Inside SmartPitch: How CloudFronts Built an Enterprise-Grade AI Sales Agent Using Microsoft and Databricks Technologies
Why SmartPitch? – The Idea and Pain Point
The idea for SmartPitch came directly from observing the day-to-day struggles of sales and pre-sales teams. Every Marketing Qualified Lead (MQL) to Sales Qualified Lead (SQL) conversion required hours of manual work: searching through documents stored in SharePoint, combing through case studies, aligning them with solution areas, and finally packaging them into a client-ready pitch deck.
The reality was that documents across systems—SharePoint, Dynamics 365, PDFs, PPTs—remained underutilized because there was no intelligent way to bring them together.
Sales teams often relied on tribal knowledge or reused existing decks with limited personalization.
We asked: What if a sales assistant could automatically pull the right case studies, map them to solution areas, and draft an elevator pitch on demand, in minutes?
That became the SmartPitch vision: an AI-powered agent that:
- -Automates repetitive pitch-building tasks.
- -Leverages enterprise knowledge bases.
- -Evolves with each interaction.
As a result of this product, it has helped us reduce pitch creation time by 70%.
2. The First Prototype – Custom Copilot Studio
Our first step was to build SmartPitch using Custom Copilot Studio.
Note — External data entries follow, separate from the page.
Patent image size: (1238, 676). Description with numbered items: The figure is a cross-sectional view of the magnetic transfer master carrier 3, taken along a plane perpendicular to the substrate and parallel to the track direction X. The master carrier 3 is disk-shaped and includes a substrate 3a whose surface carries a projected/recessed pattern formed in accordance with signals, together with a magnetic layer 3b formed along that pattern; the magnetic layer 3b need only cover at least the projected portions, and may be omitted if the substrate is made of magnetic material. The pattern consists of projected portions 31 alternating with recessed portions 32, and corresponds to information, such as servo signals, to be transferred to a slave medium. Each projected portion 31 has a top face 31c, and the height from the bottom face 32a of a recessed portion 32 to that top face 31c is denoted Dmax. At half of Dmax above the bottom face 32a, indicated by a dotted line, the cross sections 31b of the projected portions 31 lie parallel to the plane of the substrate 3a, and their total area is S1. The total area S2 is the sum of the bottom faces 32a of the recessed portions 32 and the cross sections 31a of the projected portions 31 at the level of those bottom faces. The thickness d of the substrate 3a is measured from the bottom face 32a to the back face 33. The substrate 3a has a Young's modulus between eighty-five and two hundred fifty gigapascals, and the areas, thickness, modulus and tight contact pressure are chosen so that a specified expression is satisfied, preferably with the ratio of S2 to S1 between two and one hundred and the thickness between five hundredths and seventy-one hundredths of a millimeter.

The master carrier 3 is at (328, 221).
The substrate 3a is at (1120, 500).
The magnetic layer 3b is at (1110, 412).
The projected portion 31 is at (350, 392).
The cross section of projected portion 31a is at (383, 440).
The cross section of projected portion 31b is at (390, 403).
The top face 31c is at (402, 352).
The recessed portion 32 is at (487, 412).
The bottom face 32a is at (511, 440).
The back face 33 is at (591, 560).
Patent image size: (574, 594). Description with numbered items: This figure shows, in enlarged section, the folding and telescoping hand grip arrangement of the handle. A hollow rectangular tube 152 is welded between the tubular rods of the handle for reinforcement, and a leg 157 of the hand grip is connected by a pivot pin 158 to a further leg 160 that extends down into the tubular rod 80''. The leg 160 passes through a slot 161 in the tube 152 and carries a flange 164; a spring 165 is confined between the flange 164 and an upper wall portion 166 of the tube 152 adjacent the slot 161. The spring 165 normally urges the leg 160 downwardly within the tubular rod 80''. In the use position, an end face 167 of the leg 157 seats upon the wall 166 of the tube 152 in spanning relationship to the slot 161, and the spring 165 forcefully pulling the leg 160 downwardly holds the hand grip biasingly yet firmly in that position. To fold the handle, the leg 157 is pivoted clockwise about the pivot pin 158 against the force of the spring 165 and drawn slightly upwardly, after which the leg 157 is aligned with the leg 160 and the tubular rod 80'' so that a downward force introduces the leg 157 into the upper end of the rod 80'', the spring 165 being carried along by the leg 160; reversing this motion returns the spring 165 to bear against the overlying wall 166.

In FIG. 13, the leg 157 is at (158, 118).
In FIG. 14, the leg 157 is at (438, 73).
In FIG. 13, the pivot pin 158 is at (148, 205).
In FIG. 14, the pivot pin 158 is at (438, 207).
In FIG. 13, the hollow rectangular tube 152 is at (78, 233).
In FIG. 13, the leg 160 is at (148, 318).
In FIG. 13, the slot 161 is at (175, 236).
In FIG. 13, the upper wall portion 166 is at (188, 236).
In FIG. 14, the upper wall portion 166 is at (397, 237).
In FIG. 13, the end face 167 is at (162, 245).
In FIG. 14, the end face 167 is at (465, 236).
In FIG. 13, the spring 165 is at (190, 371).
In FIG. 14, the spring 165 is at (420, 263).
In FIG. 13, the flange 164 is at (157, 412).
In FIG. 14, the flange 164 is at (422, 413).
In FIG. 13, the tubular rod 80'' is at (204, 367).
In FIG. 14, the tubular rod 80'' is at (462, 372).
It gave us a low-code way to experiment with conversational flows, integrate with Azure AI Search, and provide sales teams with a chat interface.
1. Knowledge Sources Integration
- –Dataverse CRM: Provided live client, lead, opportunity, and sales cycle data. SmartPitch accessed these entities (Leads, Accounts, Contacts, Opportunities) in read-only mode, enabling the agent to fetch accurate CRM insights during conversations.
- –SharePoint: Hosted Sales SOPs, FAQs, and case study documents. SmartPitch periodically synchronized with these files to answer procedural and sales-related queries.
- –CloudFronts Public Website: Served as a source of customer success stories, enriching sales conversations with real-world examples.
2. Data Flow
- A user asks SmartPitch a question in Microsoft Teams.
- SmartPitch queries Dataverse CRM, SharePoint, or the public website as needed.
- The retrieved data is processed via Azure OpenAI Service to generate contextual responses.
- Responses are returned to the user in Teams in natural language.
3. Conversational Flow Design
- -Custom Copilot Studio enabled low-code creation of guided conversation flows, capturing client context interactively.
- -Elevator pitch generation was implemented by querying relevant client data and case studies, then synthesizing the results into concise, persuasive responses using Azure OpenAI embeddings.
4. Integration and Security
- –Authentication: Entra ID and OAuth 2.0 for secure access to Dataverse and SharePoint.
- –Permissions: SmartPitch had read-only access, ensuring CRM and SharePoint data were never modified.
- –Deployment: Integrated as a Microsoft Teams app, with model orchestration handled via Azure OpenAI Service.
- –Maintenance: Knowledge bases in SharePoint and CRM were regularly synchronized; models fine-tuned based on user feedback.
5. Technical Stack
- -Frontend: Microsoft Teams App (Custom Copilot).
- -Backend: Azure OpenAI, Azure App Registrations.
- -Data Sources: Dataverse CRM, SharePoint, public website.
- -Integration: Teams via Microsoft Graph API, Copilot Studio channel integration.
6. Business Process Enablement
- –Lead Engagement and Qualification: AI analyzed leads, client industry, region, and past interactions to guide prioritization.
- –Opportunity Analysis: SmartPitch suggested similar clients and highlighted pipeline stages using CRM insights.
- –Knowledge Access: SOPs, FAQs, and success stories were seamlessly retrieved to support real-time decision-making.
- –Elevator Pitch Generation: Automated concise, contextual pitches tailored to client-specific data.
- –User Workflow Integration: Fully embedded within Microsoft Teams for everyday sales activities.
7. Early Prototypes
- -Demonstrated successfully in Zurich and New York.
- -Validated that AI-assisted pitch generation could enhance sales efficiency.
With Custom Copilot, we were able to:
- -Create guided conversation flows for capturing client context.
- -Attach a knowledge source (case study repository).
- -Generate short elevator pitches for clients.
We successfully demoed these early prototypes in Zurich and New York. They showed that the idea worked but they also revealed serious limitations.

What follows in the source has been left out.